HOLDİNGLEŞİP BÜYÜDÜK
* Peki Almanlar'ı ikna etmek zor olmadı mı? Sonuç olarak bu sistemin kurucusu onlar. Ama şimdiye kadar başka hiçbir markaya kredi vermemişler... İkna etmek zordu. Aslında hala da bu Almanlar'a tuhaf geliyor. Geçenlerde yönetim kurulu toplantısını Almanya'da Volkswagen'in merkezinde yapıyorduk. Konuşmamda diğer markaların ismi geçmeye başlayınca, yönetim kurulu başkanımız 'Bak...bina sallanıyor. Sinirlendi... Hissediyorsun değil mi " diye espri yaptı. Çok tuhaf gelebiliyor tabii düşününce... Ben kendilerine şu örneği veriyorum. Garanti Bankası bizim bankamız. Biz burada, örneğin inşaatını Doğuş İnşaat'a yaptırmamış olan bir müşteriye 'hayır size kredi vermeyiz' diyor muyuz? Demiyoruz. O bir finans kuruluşu. Markayla finans kuruluşunu karıştırmamak lazım ve biz bence başarılı da olduk.

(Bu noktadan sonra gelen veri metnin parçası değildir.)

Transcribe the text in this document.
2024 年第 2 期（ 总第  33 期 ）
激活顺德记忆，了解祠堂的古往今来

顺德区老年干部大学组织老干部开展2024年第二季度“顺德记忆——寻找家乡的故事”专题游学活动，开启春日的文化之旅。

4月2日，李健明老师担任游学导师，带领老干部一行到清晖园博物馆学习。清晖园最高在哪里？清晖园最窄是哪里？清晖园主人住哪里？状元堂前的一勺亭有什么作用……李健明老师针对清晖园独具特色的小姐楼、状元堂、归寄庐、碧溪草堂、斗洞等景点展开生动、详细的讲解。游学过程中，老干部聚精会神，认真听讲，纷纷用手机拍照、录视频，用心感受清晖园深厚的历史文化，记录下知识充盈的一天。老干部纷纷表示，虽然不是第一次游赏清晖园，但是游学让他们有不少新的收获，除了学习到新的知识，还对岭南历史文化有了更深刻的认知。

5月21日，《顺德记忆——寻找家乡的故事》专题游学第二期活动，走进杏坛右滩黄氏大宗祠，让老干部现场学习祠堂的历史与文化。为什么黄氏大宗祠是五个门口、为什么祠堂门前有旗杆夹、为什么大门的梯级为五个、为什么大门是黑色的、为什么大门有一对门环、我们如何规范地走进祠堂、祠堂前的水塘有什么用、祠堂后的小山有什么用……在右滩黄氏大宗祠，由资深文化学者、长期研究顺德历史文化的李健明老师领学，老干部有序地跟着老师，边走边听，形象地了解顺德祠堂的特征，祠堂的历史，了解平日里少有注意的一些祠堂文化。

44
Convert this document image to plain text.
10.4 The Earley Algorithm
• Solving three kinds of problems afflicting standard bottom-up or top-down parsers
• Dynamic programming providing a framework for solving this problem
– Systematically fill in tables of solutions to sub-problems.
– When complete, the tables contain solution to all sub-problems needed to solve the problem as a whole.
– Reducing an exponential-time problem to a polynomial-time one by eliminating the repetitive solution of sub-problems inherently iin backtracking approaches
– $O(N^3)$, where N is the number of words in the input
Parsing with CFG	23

* Geçen yıl holdingleştiniz. Bunun sebebi nedir? Çok büyüdünüz de ondan mı? vdf'nin altına başka iş kolları da ilave etmeye başlamıştık. Holding çatısı altında olunca işimiz kolaylaştı. Biz otomobil kredisi vermek üzere kurulduk belki ama geçen yıl buraya filo satışlarını da ekledik. Yani artık biz şirketlere şu hizmeti de sunmaya başladık. Genel müdürden başlayarak bütün yöneticilerin ve çalışanların otomobillerini (hangi marka olursa olsun) biz önce satın alıyoruz ve o şirkete kiralıyoruz. Ama bu arada bütün tamir, bakım, servisle de biz sorumlu oluyoruz. Kışın zincir takma işiyle bile biz uğraşıyoruz. Sonra vadesi dolunca bu otomobilleri geri alıyoruz ve ikinci elde satıyoruz. İşte bunu yapmaya başlayınca bir şirket daha kurduk. Bu da Doğuş Oto Değerleme (DOD). Filolardan gelen araçları her türlü bakımını yaptıktan sonra bireysel pazarda satıyoruz. Bir de Auto Credit adını verdiğimiz çok esnek bir kredi türümüz var.